ChatGPT and other next-generation strains of artificial intelligence have revolutionized the tech world over the past year, and policymakers are ramping up their efforts to respond.
U.S. Sen. Maria Cantwell, the Washington state Democrat who chairs the Senate Commerce, Science and Transportation Committee, says the situation reminds her of the way the G.I. Bill opened up opportunities for veterans returning home from World War II.
“Now, instead of a G.I. Bill, we need an AI education bill,” she said today during a Future of AI Forum conducted in downtown Seattle. “We need a bill that says, how do we educate for the future, given the impacts of AI? How do we offer the training and the skill set so people can adapt now in the workplace?”
Cantwell’s forum provided an opportunity for AI startups in Washington state to show how their ventures could bring fresh innovations to a wide variety of fields — and provided an opportunity for leaders from government, academia, industry and labor to lay out their ideas for supporting and regulating AI.
“We tend to use the phrase ‘It’s Day One’ in the age of internet,” said Swami Sivasubramanian, vice president of database, analytics and machine learning at Amazon Web Services. “But in this phase, I would say it’s Day One, we just woke up and we haven’t even had a cup of coffee yet.”
AI has been on the tech policy agenda for years: In 2016, for example, the White House explored the implications of the AI revolution in a series of workshops that started out in Seattle. That led to legislation including the National AI Initiative Act of 2020 as well as the AI Training Act, which was signed into law last year.
Those measures largely focused on how federal agencies dealt with artificial intelligence. Cantwell said it’s high time to widen the focus of the federal government’s efforts to take in everyday Americans.
“You want workers to be trained and skilled in AI so that they can use the benefits,” she told GeekWire after today’s forum finished up. “I think that would strengthen us and strengthen our workforce. And then I think you have to plan better for transformations and disruptions that might happen.”
For years, studies have suggested that AI technologies will disrupt employment in a wide spectrum of occupations. Last month, analysts at McKinsey Global Institute predicted that up to 30 percent of the hours currently worked across the U.S. economy could be automated by 2030, with generative AI accelerating the trend.
Cherika Carter, secretary-treasurer of the Washington State Labor Council, AFL-CIO, noted that generative AI is a big issue in one of the country’s highest-profile work stoppages, involving Hollywood actors and writers. When it comes to dealing with the effects of AI in the workplace, “working people must be at the center of the conversation,” she said.

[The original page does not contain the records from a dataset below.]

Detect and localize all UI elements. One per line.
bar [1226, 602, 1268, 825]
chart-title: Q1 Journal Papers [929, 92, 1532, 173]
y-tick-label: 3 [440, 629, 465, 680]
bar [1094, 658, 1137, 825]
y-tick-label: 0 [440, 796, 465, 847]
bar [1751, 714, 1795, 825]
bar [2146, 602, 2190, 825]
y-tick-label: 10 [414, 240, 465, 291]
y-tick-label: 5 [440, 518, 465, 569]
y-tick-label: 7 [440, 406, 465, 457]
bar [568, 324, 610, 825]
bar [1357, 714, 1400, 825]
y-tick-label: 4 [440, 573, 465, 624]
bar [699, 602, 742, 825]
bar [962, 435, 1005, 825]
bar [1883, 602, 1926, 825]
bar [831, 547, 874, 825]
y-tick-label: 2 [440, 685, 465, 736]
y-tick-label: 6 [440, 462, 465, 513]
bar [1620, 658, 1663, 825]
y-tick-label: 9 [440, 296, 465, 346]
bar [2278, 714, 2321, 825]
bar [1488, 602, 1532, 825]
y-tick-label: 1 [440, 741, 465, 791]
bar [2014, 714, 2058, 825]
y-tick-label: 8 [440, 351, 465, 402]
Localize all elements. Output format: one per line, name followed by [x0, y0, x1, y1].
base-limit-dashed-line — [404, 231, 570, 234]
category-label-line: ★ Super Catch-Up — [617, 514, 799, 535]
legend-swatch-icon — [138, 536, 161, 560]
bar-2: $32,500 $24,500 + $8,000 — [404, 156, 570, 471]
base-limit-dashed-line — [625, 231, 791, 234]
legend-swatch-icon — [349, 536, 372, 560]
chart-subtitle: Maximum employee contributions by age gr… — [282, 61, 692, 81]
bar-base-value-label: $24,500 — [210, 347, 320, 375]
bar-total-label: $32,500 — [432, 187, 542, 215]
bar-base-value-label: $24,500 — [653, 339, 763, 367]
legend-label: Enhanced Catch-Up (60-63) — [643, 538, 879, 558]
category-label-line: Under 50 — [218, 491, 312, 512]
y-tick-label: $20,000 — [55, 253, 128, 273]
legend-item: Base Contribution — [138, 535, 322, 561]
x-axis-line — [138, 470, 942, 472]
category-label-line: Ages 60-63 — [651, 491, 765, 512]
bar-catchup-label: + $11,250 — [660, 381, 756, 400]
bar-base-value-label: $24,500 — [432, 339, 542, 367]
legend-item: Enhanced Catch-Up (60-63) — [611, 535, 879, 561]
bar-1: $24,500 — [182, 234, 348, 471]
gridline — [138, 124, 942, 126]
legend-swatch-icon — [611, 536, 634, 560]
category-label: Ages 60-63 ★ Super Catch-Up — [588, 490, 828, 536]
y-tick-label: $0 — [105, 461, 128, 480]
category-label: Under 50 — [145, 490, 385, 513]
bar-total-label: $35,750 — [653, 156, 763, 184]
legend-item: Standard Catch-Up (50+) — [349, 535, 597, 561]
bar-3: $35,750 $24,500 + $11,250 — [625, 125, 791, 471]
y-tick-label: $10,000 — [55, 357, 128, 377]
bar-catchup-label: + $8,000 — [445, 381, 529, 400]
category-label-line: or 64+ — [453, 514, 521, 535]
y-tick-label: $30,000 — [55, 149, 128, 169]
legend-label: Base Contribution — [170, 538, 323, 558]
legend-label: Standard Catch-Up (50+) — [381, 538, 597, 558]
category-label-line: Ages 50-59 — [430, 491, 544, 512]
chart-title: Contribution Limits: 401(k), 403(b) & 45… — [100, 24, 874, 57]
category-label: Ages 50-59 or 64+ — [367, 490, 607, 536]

After reviewing what companies such as CalmWave and public-private partnerships like the AgAID Institute are doing, Cantwell said health care and agriculture were prime targets for AI innovation.
She also said AI might be able to address the challenges created by climate change. “There’s so much that’s impacting and costing us today on weather, that if we were just a little bit more informed, a little bit more prepared — not that Mother Nature isn’t going to have her way, but we would be better at our response,” Cantwell said.
AI is also having an impact on aerospace, one of Washington state’s core industries. Sivasubramanian cited an experiment that Autodesk and Airbus conducted with support from AWS, in which generative AI was used to design an aircraft support structure that was 45% lighter than the components that are traditionally used.
Today’s forum also addressed the potential pitfalls of the AI revolution: Cantwell noted that she’s introduced privacy legislation designed to make sure AI isn’t used to discriminate against people — and Ryan Calo, co-founder of the University of Washington’s Tech Policy Lab, said privacy is just one of the legal issues that need to be addressed.
“Other areas such as security, labor, copyright — even the practice of law itself — need to be updated,” he said. For example, this year marked the approval of a Washington state law that will require clear disclosure when election-related media products contain manipulated or synthetic “deepfake” imagery or audio.
There’s likely to be a new wave of federal AI legislation on the horizon. “Congress is literally full of ideas now about what to do about AI,” Cantwell said.
Once Congress gets back in session, Senate Majority Leader Chuck Schumer, D-N.Y., plans to ramp up a series of “AI Insight Forums” to gather input for an initiative he calls the SAFE Innovation Framework.
Cantwell acknowledged that it’s not easy to keep pace with AI’s rapid rise.
“I think it’s hard for government to keep pace with technology in general,” she told GeekWire. “I think that’s a hard thing. And I think now what we need is for people to understand … how the United States can be a winner, both in protecting our competitiveness and on national security issues. That’s what I really want our government to understand.”